When I got started into woodworking, it was all about doing projects around the house. Every project I completed got me a new (power) tool. Its how I built my shop.
I started with a circular saw and a router I got for my birthday. I built a bookshelf, got a drill.
I built a built in entertainment center and got a cast iron table saw and an antique haunted jointer.
My neighbor asked me to build his entertainment center and he bought me a new lighter drill and I got a 12” lunchbox planer.
I built a built in work desk and got a better jointer, a Kreg jig, and some other tools.

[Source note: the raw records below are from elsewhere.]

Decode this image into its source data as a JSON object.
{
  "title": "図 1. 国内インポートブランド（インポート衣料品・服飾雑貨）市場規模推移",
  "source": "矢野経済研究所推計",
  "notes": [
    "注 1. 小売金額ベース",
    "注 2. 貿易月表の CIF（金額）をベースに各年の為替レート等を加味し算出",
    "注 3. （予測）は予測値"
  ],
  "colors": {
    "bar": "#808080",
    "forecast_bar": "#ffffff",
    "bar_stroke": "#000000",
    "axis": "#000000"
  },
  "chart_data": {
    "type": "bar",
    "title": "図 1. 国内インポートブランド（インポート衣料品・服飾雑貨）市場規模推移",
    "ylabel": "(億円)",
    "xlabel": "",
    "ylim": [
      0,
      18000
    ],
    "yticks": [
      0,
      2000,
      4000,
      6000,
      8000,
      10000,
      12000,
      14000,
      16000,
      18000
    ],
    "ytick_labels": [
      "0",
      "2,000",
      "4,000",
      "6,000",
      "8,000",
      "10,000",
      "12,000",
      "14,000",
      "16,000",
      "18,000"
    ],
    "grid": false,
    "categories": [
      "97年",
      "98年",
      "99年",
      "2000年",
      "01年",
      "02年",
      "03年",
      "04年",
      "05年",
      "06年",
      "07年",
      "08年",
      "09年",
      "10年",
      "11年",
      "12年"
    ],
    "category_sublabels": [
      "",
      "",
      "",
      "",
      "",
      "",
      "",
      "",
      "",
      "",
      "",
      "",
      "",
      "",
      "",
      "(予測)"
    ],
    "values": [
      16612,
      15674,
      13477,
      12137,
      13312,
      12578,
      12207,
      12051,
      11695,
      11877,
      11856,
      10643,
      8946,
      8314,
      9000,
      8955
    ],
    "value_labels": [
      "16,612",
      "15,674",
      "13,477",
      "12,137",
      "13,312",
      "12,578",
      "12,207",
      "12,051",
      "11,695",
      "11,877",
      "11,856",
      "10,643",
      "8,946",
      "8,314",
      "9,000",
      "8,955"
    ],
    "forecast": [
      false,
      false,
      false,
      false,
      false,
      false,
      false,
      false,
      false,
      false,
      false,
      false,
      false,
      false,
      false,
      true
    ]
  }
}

I did some wainscoting in my house and I got an HVLP sprayer, and on and on until I had a complete shop setup. I’ve done all sorts of builds in my home, including a complete remodel of stairs, desks, window trim on and on.
Finally I got to the point in my home where my “honey do” list is no longer major projects, but the occasional fix, or small project here and there. It gave me time to refocus my hobby from home improvement to finer things.
I found the ultimate weekend project: fixing hand tools.
I all started with this guy:
A early 1900’s #5 I found in an antique store. It sat as a display on my shelf representing an era long gone. I bought it for decoration, then one day I got a crazy idea to sharpen the blade…
I had a crown gent saw with a rosewood file type handle that I had bought several years prior, I used it once and thought, “this thing sucks” One day, I was flipping in the pages of a FWW magazine from I think 1999 that someone gave me, and I saw an article about new handles on old saws. I tried it. I had some walnut that was laying around the shop, using a jigsaw, some forstner bits, and a rasp I made the handle.
Originally I used steel screws that I had torched to color them a bit. Eventually in collecting more saws, I found some old brass screws that have now replaced the out of place steel screws. I use it almost every day.
In the process of cutting out the mortise for the handle I cut my finger really deep, I learned a great lesson.
Your hands should never be ”down range” of a sharp chisel.
Now I’m hooked. In the next while I’ll start to document the progress of what I am doing, and work to catch up on what I have done.
Its the ultimate weekend project, no glue, no clamps… Just a piece of wood, some filing and sanding and cutting and its a completely different tool. Going from one that I hated, to one I LOVE.